Diante disto, o espectador leva até um certo choque quando o filme parte para a década seguinte. Numa das fazendas selecionadas, com sua típica vida pacata, o propagado super porco enfim é apresentado como um misto de hipopótamo e cachorro, extremamente dócil e fiel. Nasce então a amizade entre Okja e Mija (Seo-hyun Ahn), uma garota de 14 anos que, com ares de heroína, fará o que for necessário para permanecer ao lado de sua fiel amiga.
À medida que os bastidores da Mirando são revelados, desvenda-se uma realidade facilmente perceptível no mundo real: a importância dada à imagem em detrimento de atitudes, como se o visto fosse mais importante do que o feito – que pode ser completamente diferente do pregado, diga-se de passagem. O alvo maior de Joon-Ho está no complexo mundo das aparências corporativas, onde absolutamente tudo tem valor de mercado, especialmente o jeito descolado de ser e posturas politicamente corretas. O mais importante não é de fato realizá-las, mas sim passar aos consumidores tal mensagem de forma que eles, cada vez mais, adquiram os produtos negociados, sejam eles quais forem. Uma ciranda maliciosa que, mais do que fazer, deseja convencer. Custe o que custar.

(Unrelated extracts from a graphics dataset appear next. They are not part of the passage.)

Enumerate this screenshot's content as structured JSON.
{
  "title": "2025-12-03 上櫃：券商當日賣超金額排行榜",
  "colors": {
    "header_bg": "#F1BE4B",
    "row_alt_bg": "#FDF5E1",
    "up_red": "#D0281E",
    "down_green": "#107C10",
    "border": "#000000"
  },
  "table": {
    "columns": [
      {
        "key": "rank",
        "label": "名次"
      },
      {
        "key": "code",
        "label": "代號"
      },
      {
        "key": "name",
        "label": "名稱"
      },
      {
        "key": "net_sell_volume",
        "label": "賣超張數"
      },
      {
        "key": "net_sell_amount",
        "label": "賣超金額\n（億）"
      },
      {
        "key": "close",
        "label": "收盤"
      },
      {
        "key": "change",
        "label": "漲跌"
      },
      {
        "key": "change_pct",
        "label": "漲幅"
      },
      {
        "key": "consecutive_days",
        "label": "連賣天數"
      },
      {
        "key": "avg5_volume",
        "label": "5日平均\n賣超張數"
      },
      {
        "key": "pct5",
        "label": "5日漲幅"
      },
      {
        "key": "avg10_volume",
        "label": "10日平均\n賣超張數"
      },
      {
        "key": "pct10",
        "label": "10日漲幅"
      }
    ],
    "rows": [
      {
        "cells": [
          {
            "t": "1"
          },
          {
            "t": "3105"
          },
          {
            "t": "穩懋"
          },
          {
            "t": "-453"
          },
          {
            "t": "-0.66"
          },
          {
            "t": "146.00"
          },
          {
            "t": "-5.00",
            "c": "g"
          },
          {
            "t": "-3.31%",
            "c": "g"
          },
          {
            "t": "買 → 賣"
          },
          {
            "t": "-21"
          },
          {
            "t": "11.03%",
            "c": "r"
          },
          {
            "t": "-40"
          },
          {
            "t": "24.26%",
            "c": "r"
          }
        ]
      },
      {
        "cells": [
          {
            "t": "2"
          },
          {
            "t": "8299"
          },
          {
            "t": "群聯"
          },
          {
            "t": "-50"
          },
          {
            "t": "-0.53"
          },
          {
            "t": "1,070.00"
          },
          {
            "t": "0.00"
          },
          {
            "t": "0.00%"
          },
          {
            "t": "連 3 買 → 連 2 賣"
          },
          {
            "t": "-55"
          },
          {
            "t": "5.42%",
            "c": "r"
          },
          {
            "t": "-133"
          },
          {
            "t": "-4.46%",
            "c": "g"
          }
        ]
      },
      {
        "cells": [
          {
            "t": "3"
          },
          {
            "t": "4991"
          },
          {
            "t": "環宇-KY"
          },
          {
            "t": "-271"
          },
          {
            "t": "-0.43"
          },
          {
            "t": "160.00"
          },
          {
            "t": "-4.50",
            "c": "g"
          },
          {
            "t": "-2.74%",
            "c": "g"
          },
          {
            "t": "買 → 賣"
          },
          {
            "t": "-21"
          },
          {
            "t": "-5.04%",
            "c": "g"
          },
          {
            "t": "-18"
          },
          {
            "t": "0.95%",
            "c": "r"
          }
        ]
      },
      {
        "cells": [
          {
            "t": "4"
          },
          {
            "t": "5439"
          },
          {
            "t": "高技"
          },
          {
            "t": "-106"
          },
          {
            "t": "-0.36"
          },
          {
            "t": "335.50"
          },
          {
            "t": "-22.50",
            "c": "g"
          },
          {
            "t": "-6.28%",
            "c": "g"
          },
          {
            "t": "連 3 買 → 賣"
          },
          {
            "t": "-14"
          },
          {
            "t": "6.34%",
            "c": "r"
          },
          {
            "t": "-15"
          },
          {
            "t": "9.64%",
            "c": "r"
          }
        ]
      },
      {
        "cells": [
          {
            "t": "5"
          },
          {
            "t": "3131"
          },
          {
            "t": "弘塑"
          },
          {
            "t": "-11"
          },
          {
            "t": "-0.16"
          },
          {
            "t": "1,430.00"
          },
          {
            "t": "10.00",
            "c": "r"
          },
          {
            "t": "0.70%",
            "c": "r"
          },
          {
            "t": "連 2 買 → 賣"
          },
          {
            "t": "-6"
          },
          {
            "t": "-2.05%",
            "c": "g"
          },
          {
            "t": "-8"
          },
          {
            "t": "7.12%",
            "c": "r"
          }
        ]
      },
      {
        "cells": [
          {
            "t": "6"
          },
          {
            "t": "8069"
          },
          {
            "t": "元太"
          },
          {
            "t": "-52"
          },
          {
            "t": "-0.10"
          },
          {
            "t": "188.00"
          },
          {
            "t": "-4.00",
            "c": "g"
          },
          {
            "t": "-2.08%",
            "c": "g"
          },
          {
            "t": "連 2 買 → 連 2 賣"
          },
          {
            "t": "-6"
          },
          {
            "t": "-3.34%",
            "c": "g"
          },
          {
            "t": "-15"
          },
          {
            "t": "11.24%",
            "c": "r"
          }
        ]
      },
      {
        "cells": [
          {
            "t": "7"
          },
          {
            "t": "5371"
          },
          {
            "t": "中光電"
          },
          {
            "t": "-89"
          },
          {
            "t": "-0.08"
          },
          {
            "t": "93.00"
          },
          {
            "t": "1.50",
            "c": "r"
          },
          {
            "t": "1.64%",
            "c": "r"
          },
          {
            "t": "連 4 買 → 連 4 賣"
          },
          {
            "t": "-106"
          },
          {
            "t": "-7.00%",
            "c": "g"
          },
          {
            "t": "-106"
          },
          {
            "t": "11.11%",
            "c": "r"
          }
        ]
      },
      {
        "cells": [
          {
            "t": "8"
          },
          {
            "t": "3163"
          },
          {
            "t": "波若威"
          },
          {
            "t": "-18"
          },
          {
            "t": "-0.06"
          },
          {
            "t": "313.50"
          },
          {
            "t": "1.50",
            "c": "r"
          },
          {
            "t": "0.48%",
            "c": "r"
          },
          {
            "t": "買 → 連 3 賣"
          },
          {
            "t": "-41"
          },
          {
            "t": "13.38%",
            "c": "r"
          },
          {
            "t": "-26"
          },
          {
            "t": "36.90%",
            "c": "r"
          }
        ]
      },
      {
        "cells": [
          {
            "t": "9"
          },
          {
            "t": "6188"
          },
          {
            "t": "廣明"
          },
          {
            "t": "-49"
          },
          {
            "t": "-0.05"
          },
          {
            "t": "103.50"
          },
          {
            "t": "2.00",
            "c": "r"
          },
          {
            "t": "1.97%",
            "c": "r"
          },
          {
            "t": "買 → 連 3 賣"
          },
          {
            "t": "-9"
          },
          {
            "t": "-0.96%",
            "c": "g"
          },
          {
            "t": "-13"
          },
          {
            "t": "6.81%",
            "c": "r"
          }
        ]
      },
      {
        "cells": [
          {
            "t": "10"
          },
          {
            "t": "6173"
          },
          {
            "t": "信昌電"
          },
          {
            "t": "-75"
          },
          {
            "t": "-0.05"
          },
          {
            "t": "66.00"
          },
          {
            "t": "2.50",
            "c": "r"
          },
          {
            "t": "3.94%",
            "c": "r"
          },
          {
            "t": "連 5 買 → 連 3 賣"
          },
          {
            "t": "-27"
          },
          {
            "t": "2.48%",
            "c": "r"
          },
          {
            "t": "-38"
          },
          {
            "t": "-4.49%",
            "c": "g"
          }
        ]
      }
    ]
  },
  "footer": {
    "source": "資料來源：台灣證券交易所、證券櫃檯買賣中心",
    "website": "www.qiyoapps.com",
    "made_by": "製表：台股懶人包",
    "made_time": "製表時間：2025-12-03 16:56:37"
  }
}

Com um discurso constante de defesa à natureza, Okja paulatinamente caminha rumo a temas importantes sem jamais deixar de lado o entretenimento. Tanto que, especialmente no primeiro terço, o filme investe bastante em cenas de ação e até mesmo em um humor infantilizado, incluindo questionáveis situações escatológicas. Tudo para de imediato capturar a atenção do espectador de forma que, mais a frente, possa desvendar toda a batalha midiática até então oculta.
Com ótimos efeitos especiais, especialmente na tradução de sentimentos através do olhar, Okja é capaz não só de entreter, mas também de desnudar e questionar uma realidade tão presente no mundo contemporâneo. É interessante notar que, mesmo em seu desfecho, o filme não se rende à saída fácil das boas intenções e opta, intencionalmente, pelo confronto com as mesmas armas – o que, mais uma vez, ressalta a inteligência do roteiro, escrito em parceria por Jon Ronson e o próprio diretor. Excelente filme, para ver, se divertir e refletir.